Jero Wacik Absen, Peresmian SPBG di Lebak Bulus Batal

Peresmian pengoperasian dua Stasiun Pengisian Bahan Bakar Gas (SPBG) dan satu Mother Station terpaksa ditunda karena kesibukan Menteri ESDM,

Diterbitkan 07 Maret 2014, 15:31 WIB
Share
Copy Link
Batalkan

Liputan6.com, Jakarta Pemerintah melalui Badan Usaha Milik Negara (BUMN) terus agresif membangun Stasiun Pengisian Bahan Bakar Gas (SPBG) sebagai percepatan program konversi gas. Sayangnya, peresmian pengoperasian dua Stasiun Pengisian Bahan Bakar Gas (SPBG) dan satu Mother Station terpaksa ditunda karena kesibukan Menteri ESDM, Jero Wacik.
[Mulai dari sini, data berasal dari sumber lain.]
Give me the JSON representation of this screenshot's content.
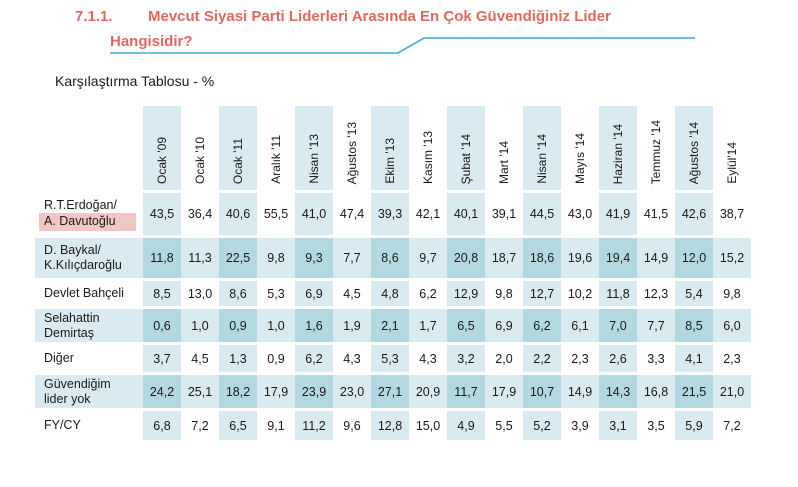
{
  "heading": {
    "number": "7.1.1.",
    "title_line1": "Mevcut Siyasi Parti Liderleri Arasında En Çok Güvendiğiniz Lider",
    "title_line2": "Hangisidir?"
  },
  "subtitle": "Karşılaştırma Tablosu  - %",
  "colors": {
    "title_red": "#E2685F",
    "rule_blue": "#3AAEDB",
    "cell_light_blue": "#D9EAF1",
    "cell_dark_blue": "#B2D8E2",
    "highlight_pink": "#F1C7C5",
    "text": "#1A1A1A"
  },
  "chart_data": {
    "type": "table",
    "title": "Mevcut Siyasi Parti Liderleri Arasında En Çok Güvendiğiniz Lider Hangisidir?",
    "unit": "%",
    "columns": [
      "Ocak '09",
      "Ocak '10",
      "Ocak '11",
      "Aralık '11",
      "Nisan '13",
      "Ağustos '13",
      "Ekim '13",
      "Kasım '13",
      "Şubat '14",
      "Mart '14",
      "Nisan '14",
      "Mayıs '14",
      "Haziran '14",
      "Temmuz '14",
      "Ağustos '14",
      "Eylül'14"
    ],
    "rows": [
      {
        "label_lines": [
          "R.T.Erdoğan/",
          "A. Davutoğlu"
        ],
        "highlight_second_line": true,
        "shaded": false,
        "values": [
          "43,5",
          "36,4",
          "40,6",
          "55,5",
          "41,0",
          "47,4",
          "39,3",
          "42,1",
          "40,1",
          "39,1",
          "44,5",
          "43,0",
          "41,9",
          "41,5",
          "42,6",
          "38,7"
        ]
      },
      {
        "label_lines": [
          "D. Baykal/",
          "K.Kılıçdaroğlu"
        ],
        "highlight_second_line": false,
        "shaded": true,
        "values": [
          "11,8",
          "11,3",
          "22,5",
          "9,8",
          "9,3",
          "7,7",
          "8,6",
          "9,7",
          "20,8",
          "18,7",
          "18,6",
          "19,6",
          "19,4",
          "14,9",
          "12,0",
          "15,2"
        ]
      },
      {
        "label_lines": [
          "Devlet Bahçeli"
        ],
        "highlight_second_line": false,
        "shaded": false,
        "values": [
          "8,5",
          "13,0",
          "8,6",
          "5,3",
          "6,9",
          "4,5",
          "4,8",
          "6,2",
          "12,9",
          "9,8",
          "12,7",
          "10,2",
          "11,8",
          "12,3",
          "5,4",
          "9,8"
        ]
      },
      {
        "label_lines": [
          "Selahattin",
          "Demirtaş"
        ],
        "highlight_second_line": false,
        "shaded": true,
        "values": [
          "0,6",
          "1,0",
          "0,9",
          "1,0",
          "1,6",
          "1,9",
          "2,1",
          "1,7",
          "6,5",
          "6,9",
          "6,2",
          "6,1",
          "7,0",
          "7,7",
          "8,5",
          "6,0"
        ]
      },
      {
        "label_lines": [
          "Diğer"
        ],
        "highlight_second_line": false,
        "shaded": false,
        "values": [
          "3,7",
          "4,5",
          "1,3",
          "0,9",
          "6,2",
          "4,3",
          "5,3",
          "4,3",
          "3,2",
          "2,0",
          "2,2",
          "2,3",
          "2,6",
          "3,3",
          "4,1",
          "2,3"
        ]
      },
      {
        "label_lines": [
          "Güvendiğim",
          "lider yok"
        ],
        "highlight_second_line": false,
        "shaded": true,
        "values": [
          "24,2",
          "25,1",
          "18,2",
          "17,9",
          "23,9",
          "23,0",
          "27,1",
          "20,9",
          "11,7",
          "17,9",
          "10,7",
          "14,9",
          "14,3",
          "16,8",
          "21,5",
          "21,0"
        ]
      },
      {
        "label_lines": [
          "FY/CY"
        ],
        "highlight_second_line": false,
        "shaded": false,
        "values": [
          "6,8",
          "7,2",
          "6,5",
          "9,1",
          "11,2",
          "9,6",
          "12,8",
          "15,0",
          "4,9",
          "5,5",
          "5,2",
          "3,9",
          "3,1",
          "3,5",
          "5,9",
          "7,2"
        ]
      }
    ]
  }
}
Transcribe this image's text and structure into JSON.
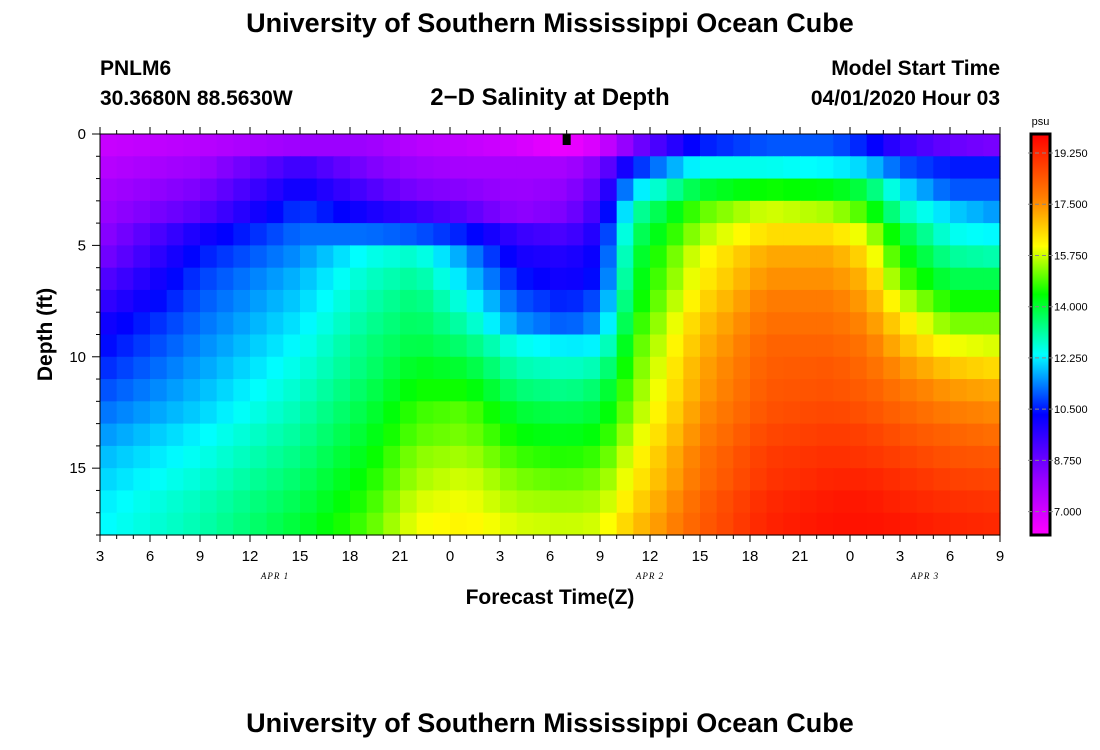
{
  "header": {
    "title": "University of Southern Mississippi Ocean Cube",
    "station_id": "PNLM6",
    "coordinates": "30.3680N 88.5630W",
    "plot_title": "2−D Salinity at Depth",
    "start_label": "Model Start Time",
    "start_value": "04/01/2020 Hour 03"
  },
  "footer": {
    "title": "University of Southern Mississippi Ocean Cube"
  },
  "chart_data": {
    "type": "heatmap",
    "title": "2−D Salinity at Depth",
    "xlabel": "Forecast Time(Z)",
    "ylabel": "Depth (ft)",
    "x_tick_labels": [
      "3",
      "6",
      "9",
      "12",
      "15",
      "18",
      "21",
      "0",
      "3",
      "6",
      "9",
      "12",
      "15",
      "18",
      "21",
      "0",
      "3",
      "6",
      "9"
    ],
    "x_hours": [
      0,
      3,
      6,
      9,
      12,
      15,
      18,
      21,
      24,
      27,
      30,
      33,
      36,
      39,
      42,
      45,
      48,
      51,
      54
    ],
    "date_labels": [
      {
        "text": "APR 1",
        "hour": 10.5
      },
      {
        "text": "APR 2",
        "hour": 33
      },
      {
        "text": "APR 3",
        "hour": 49.5
      }
    ],
    "y_tick_labels": [
      "0",
      "5",
      "10",
      "15"
    ],
    "y_ticks": [
      0,
      5,
      10,
      15
    ],
    "ylim": [
      0,
      18
    ],
    "xlim": [
      0,
      54
    ],
    "colorbar": {
      "unit": "psu",
      "min": 6.2,
      "max": 19.9,
      "tick_values": [
        7.0,
        8.75,
        10.5,
        12.25,
        14.0,
        15.75,
        17.5,
        19.25
      ],
      "tick_labels": [
        "7.000",
        "8.750",
        "10.500",
        "12.250",
        "14.000",
        "15.750",
        "17.500",
        "19.250"
      ]
    },
    "marker_hour": 28,
    "time_hours": [
      0,
      6,
      12,
      16,
      19,
      22,
      25,
      28,
      30,
      32,
      36,
      40,
      44,
      46,
      48,
      51,
      54
    ],
    "depth_rows": [
      0.5,
      1.5,
      2.5,
      3.5,
      4.5,
      5.5,
      6.5,
      7.5,
      8.5,
      9.5,
      10.5,
      11.5,
      12.5,
      13.5,
      14.5,
      15.5,
      16.5,
      17.5
    ],
    "salinity_psu": [
      [
        7.2,
        7.5,
        8.0,
        8.0,
        7.5,
        7.3,
        7.0,
        6.5,
        7.0,
        8.5,
        10.5,
        11.0,
        11.0,
        10.5,
        9.5,
        8.8,
        8.5
      ],
      [
        7.5,
        8.0,
        9.5,
        8.5,
        8.0,
        7.8,
        7.8,
        7.8,
        8.5,
        10.5,
        12.5,
        12.5,
        12.3,
        12.0,
        11.0,
        10.5,
        10.5
      ],
      [
        7.8,
        8.5,
        10.2,
        9.2,
        8.5,
        8.3,
        8.0,
        8.2,
        9.0,
        12.0,
        14.0,
        14.5,
        14.3,
        13.8,
        12.2,
        11.0,
        11.0
      ],
      [
        8.0,
        9.0,
        10.8,
        10.0,
        9.5,
        9.0,
        8.2,
        8.5,
        9.5,
        13.0,
        15.0,
        15.8,
        15.5,
        14.8,
        13.0,
        12.0,
        11.5
      ],
      [
        8.2,
        10.0,
        11.2,
        11.2,
        11.0,
        10.5,
        9.5,
        9.2,
        10.0,
        13.5,
        15.5,
        16.5,
        16.5,
        15.8,
        14.0,
        12.5,
        12.3
      ],
      [
        8.5,
        10.5,
        11.5,
        12.5,
        12.8,
        11.5,
        10.0,
        9.8,
        10.3,
        13.8,
        16.0,
        17.2,
        17.2,
        16.5,
        14.5,
        13.2,
        13.0
      ],
      [
        9.0,
        10.8,
        11.8,
        12.8,
        13.2,
        12.0,
        10.5,
        10.0,
        10.5,
        14.0,
        16.2,
        17.5,
        17.5,
        17.0,
        15.0,
        13.8,
        13.8
      ],
      [
        9.5,
        11.0,
        12.0,
        13.0,
        13.5,
        12.5,
        11.0,
        10.5,
        11.0,
        14.2,
        16.5,
        17.8,
        17.8,
        17.3,
        15.8,
        14.5,
        14.5
      ],
      [
        10.0,
        11.2,
        12.2,
        13.2,
        13.7,
        13.0,
        11.5,
        11.0,
        11.5,
        14.5,
        16.8,
        18.0,
        18.0,
        17.6,
        16.5,
        15.2,
        15.2
      ],
      [
        10.3,
        11.4,
        12.4,
        13.4,
        13.9,
        13.5,
        12.5,
        12.2,
        12.3,
        14.8,
        17.0,
        18.2,
        18.2,
        17.9,
        17.0,
        16.0,
        15.8
      ],
      [
        10.6,
        11.6,
        12.6,
        13.5,
        14.2,
        14.0,
        13.0,
        12.8,
        13.0,
        15.0,
        17.2,
        18.3,
        18.4,
        18.1,
        17.5,
        16.8,
        16.5
      ],
      [
        10.9,
        11.8,
        12.8,
        13.7,
        14.5,
        14.5,
        13.5,
        13.3,
        13.6,
        15.2,
        17.3,
        18.4,
        18.5,
        18.3,
        17.9,
        17.4,
        17.2
      ],
      [
        11.2,
        12.0,
        13.0,
        13.9,
        14.8,
        15.0,
        14.0,
        13.8,
        14.0,
        15.4,
        17.5,
        18.5,
        18.7,
        18.5,
        18.2,
        17.8,
        17.6
      ],
      [
        11.5,
        12.3,
        13.2,
        14.1,
        15.0,
        15.2,
        14.4,
        14.2,
        14.4,
        15.7,
        17.7,
        18.7,
        18.9,
        18.8,
        18.5,
        18.2,
        18.0
      ],
      [
        11.8,
        12.5,
        13.4,
        14.3,
        15.3,
        15.5,
        14.8,
        14.6,
        14.8,
        16.0,
        17.9,
        18.9,
        19.1,
        19.0,
        18.8,
        18.5,
        18.4
      ],
      [
        12.0,
        12.7,
        13.6,
        14.5,
        15.5,
        15.8,
        15.2,
        15.0,
        15.2,
        16.2,
        18.0,
        19.0,
        19.3,
        19.3,
        19.1,
        18.8,
        18.7
      ],
      [
        12.2,
        12.9,
        13.8,
        14.7,
        15.8,
        16.0,
        15.5,
        15.4,
        15.5,
        16.5,
        18.2,
        19.2,
        19.5,
        19.5,
        19.3,
        19.1,
        19.0
      ],
      [
        12.3,
        13.0,
        14.0,
        14.9,
        16.0,
        16.2,
        15.8,
        15.7,
        15.8,
        16.8,
        18.3,
        19.3,
        19.6,
        19.6,
        19.5,
        19.3,
        19.2
      ]
    ]
  }
}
Menurut pantauan Liputan6.com, Jumat (7/3/2014), sejak pukul 13.00 WIB, SPBG di bilangan Pondok Cabe, Lebak Bulus, Jakarta Selatan sudah bersolek menyambut Menteri ESDM, direksi PT Pertamina (Persero) dan seluruh tamu undangan yang menghadiri acara peresmian infrastruktur CNG proyek Anggaran Pendapatan dan Belanja Negara (APBN) 2013.

Namun sampai dengan pukul 15.00 WIB, acara peresmian tak kunjung dimulai. Terdengar kabar bahwa sang Menteri terpaksa membatalkan kehadirannya karena alasan kesibukan. Pembawa acara pun akhinya meminta maaf atas penundaan acara tersebut sampai batas waktu yang tak dapat ditentukan.

"Mohon maaf , peresmian CNG tidak dapat dilaksanakan hari ini. Diharapkan kehadiran para tamu undangan pada peresmian mendatang," ujarnya.

Saat dimintai keterangan dari beberapa pihak yang enggan disebutkan namanya, Pertamina tidak dapat meresmikan tanpa kehadiran Jero Wacik, karena ini merupakan proyek pemerintah yang diamanahkan kepada BUMN migas itu.

"Pak Jero nya sibuk, jadi acara ditunda. Kami sih mau saja meresmikan karena Direktur Pertamina pun sudah sempat datang tadi. Tapi karena ini proyek pemerintah jadi tidak bisa kami laksanakan peresmiannya sendiri," ujarnya.

Hal ini sesuai dengan Peraturan Presiden Nomor 64 tahun 2012 yang menyebut Pertamina ditugaskan untuk melakukan penyediaan dan pendistribusian bahan bakar berupa CNG. Dan pemerintah telah mengalokasikan pasokan bagi transportasi.

Pengadaan gas untuk tiga infrastruktur, terutama di wilayah Lebak Bulus ini sebesar 5 juta kaki kubik per hari (MMSCFD). SPBG ini akan memperoleh alokasi gas sebesar 1 juta MMSCFD atau sekitar 30 ribu liter setara premium (LSP).

Selain itu, SPBG di Ragunan dengan alokasi gas 1 juta MMSCFD atau sekitar 30 ribu LSP dan 3 juta MMSCFD atau 90 ribu LSP untuk Mother Station di wilayah Cibubur.